Qué difícil, de veras, es la vida en pareja. Qué difícil es renunciar a lo que tanto nos ha costado construir, a lo que he levantado con tantísimo esfuerzo. Lo más fácil, por experiencia lo sé, es echarse para atrás, romper los compromisos, abandonar a las personas, dar por terminados los contratos. Mi padre lo hizo. Mi ex pareja también lo hizo. Yo me he resistido todos estos meses a mi naturaleza, a huir, a correr, a desaparecerme, y he seguido adelante.

Esta noche quiero llorar hasta secarme, parece como si mi situación no tuviera salida. No es que sea mala, no es que no sea feliz, es que nadie me enseñó cómo es que se forma una familia. Con huevos, me van a decir algunos. Con inteligencia y sentido común, diría mi papá. Con el corazón, diría yo.

Ya pasan de las doce. Ya me chupó la bruja. Un punto menos a mi trabajo final, no lo pude entregar a tiempo.

Este año no seré tan ambiciosa. Estoy aprendiendo a fuerza, que no se puede tener todo, ni hacer todo, ni juntar al novio con los amigos, el trabajo con la familia, ni la cama con la vida pública.

La pregunta de si estaré o no a tiempo todavía de decidir qué es lo que prefiero, si familia o carrera profesional, todavía no tengo el valor de hacérmela.

jueves, 6 de enero de 2011

Para que se queden en su jaula.

Cómo me acuerdo de ti cuando escribo sobre el materialismo histórico. No me acuerdo cuándo fue la última vez que escribí leyendo a Carlos Marx. Quizá fue en tu departamento, usando el ordenador color azul, viéndote de lejos en el estudio, mientras yo estiraba los pies sobre la silla de la mesa de cristal. Te extraño, maldita sea.
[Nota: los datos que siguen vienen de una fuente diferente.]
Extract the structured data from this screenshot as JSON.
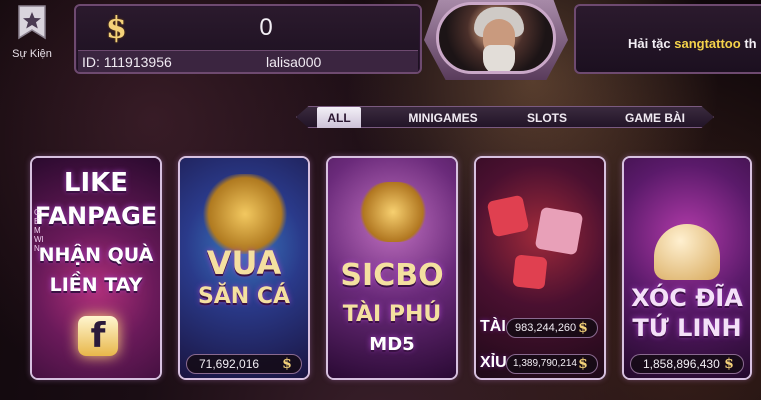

Me prometí a mi misma que no te dejaría de ver nunca, me prometí seguir prometiéndome que siempre estaríamos juntos. Tu me prometiste que no me dejarías sola, que no me dejarías de querer; que siempre estarías allí sosteniendo mi bate para pegarle a las peores curvas que me enviara la vida. Y todo cambió.
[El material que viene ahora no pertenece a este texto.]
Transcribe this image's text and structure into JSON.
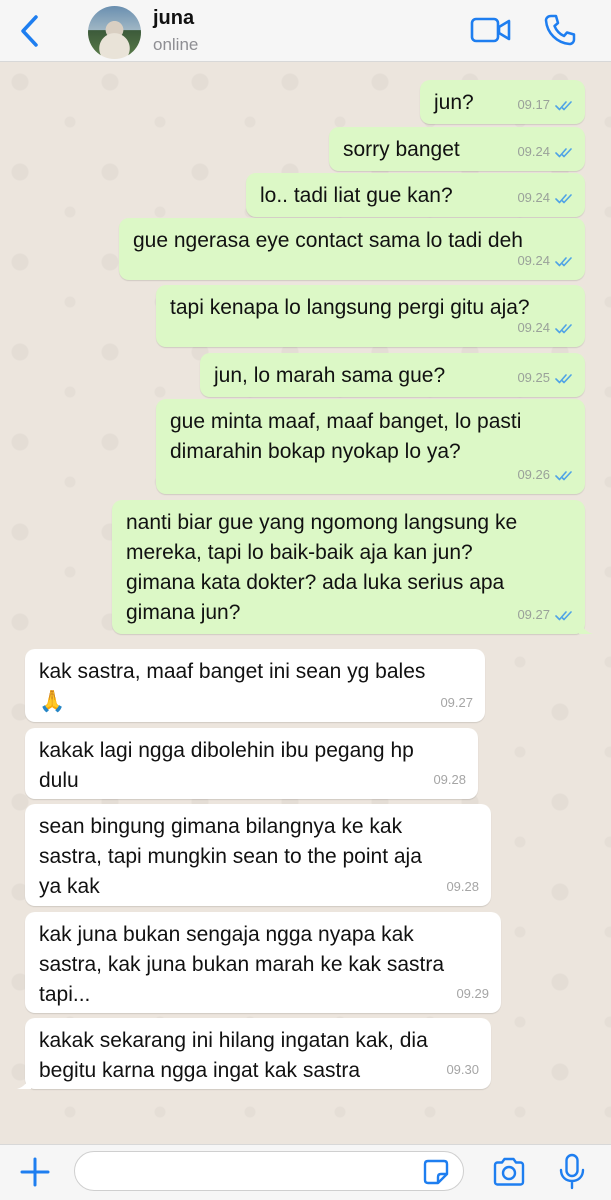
{
  "header": {
    "contact_name": "juna",
    "status": "online",
    "icons": {
      "back": "chevron-left-icon",
      "video": "video-camera-icon",
      "call": "phone-icon"
    }
  },
  "colors": {
    "accent": "#1e7ef0",
    "outgoing_bubble": "#dcf8c6",
    "incoming_bubble": "#ffffff",
    "chat_background": "#ece5dd",
    "read_ticks": "#4fa3e6"
  },
  "messages": [
    {
      "direction": "out",
      "text": "jun?",
      "time": "09.17",
      "read": true
    },
    {
      "direction": "out",
      "text": "sorry banget",
      "time": "09.24",
      "read": true
    },
    {
      "direction": "out",
      "text": "lo.. tadi liat gue kan?",
      "time": "09.24",
      "read": true
    },
    {
      "direction": "out",
      "text": "gue ngerasa eye contact sama lo tadi deh",
      "time": "09.24",
      "read": true
    },
    {
      "direction": "out",
      "text": "tapi kenapa lo langsung pergi gitu aja?",
      "time": "09.24",
      "read": true
    },
    {
      "direction": "out",
      "text": "jun, lo  marah sama gue?",
      "time": "09.25",
      "read": true
    },
    {
      "direction": "out",
      "text": "gue minta maaf, maaf banget, lo pasti\ndimarahin bokap nyokap lo ya?",
      "time": "09.26",
      "read": true
    },
    {
      "direction": "out",
      "text": "nanti biar gue yang ngomong langsung ke\nmereka, tapi lo baik-baik aja kan jun?\ngimana kata dokter? ada luka serius apa\ngimana jun?",
      "time": "09.27",
      "read": true
    },
    {
      "direction": "in",
      "text": "kak sastra, maaf banget ini sean yg bales\n🙏",
      "time": "09.27"
    },
    {
      "direction": "in",
      "text": "kakak lagi ngga dibolehin ibu pegang hp\ndulu",
      "time": "09.28"
    },
    {
      "direction": "in",
      "text": "sean bingung gimana bilangnya ke kak\nsastra, tapi mungkin sean to the point aja\nya kak",
      "time": "09.28"
    },
    {
      "direction": "in",
      "text": "kak juna bukan sengaja ngga nyapa kak\nsastra, kak juna bukan marah ke kak sastra\ntapi...",
      "time": "09.29"
    },
    {
      "direction": "in",
      "text": "kakak sekarang ini hilang ingatan kak, dia\nbegitu karna ngga ingat kak sastra",
      "time": "09.30"
    }
  ],
  "composer": {
    "placeholder": "",
    "icons": {
      "add": "plus-icon",
      "sticker": "sticker-icon",
      "camera": "camera-icon",
      "mic": "microphone-icon"
    }
  }
}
Ahora, cuando llega la mejor curva que me ha enviado la vida, la ansiedad hace su aparición, me esconde el bate, me confunde, me hace sentir mal.

El amor... carajo, aún cuando con certeza todavía no sé lo que es, llega y no se detiene. Me siento feliz, de eso estoy segura. Pero de pronto, hay cosas que me hacen falta...

Es muy común, que dentro de una vida llena de inestabilidad, uno se acostumbre a autosabotearse, a meterse el pie, a hacer de cuenta que nada está valiendo la pena. Y es entonces, estoy segura, cuando me acuerdo de ti, cuando me acuerdo de lo que teníamos y de cómo eras cuando estabas conmigo. Nada parecido a lo que eres hoy, cuando de lejos te vuelvo a ver. Entonces viene otra vez la ansiedad a estacionarse en mis muñecas, a ocasionar que mis puños se cierren, y que no pueda ponerme a escribir.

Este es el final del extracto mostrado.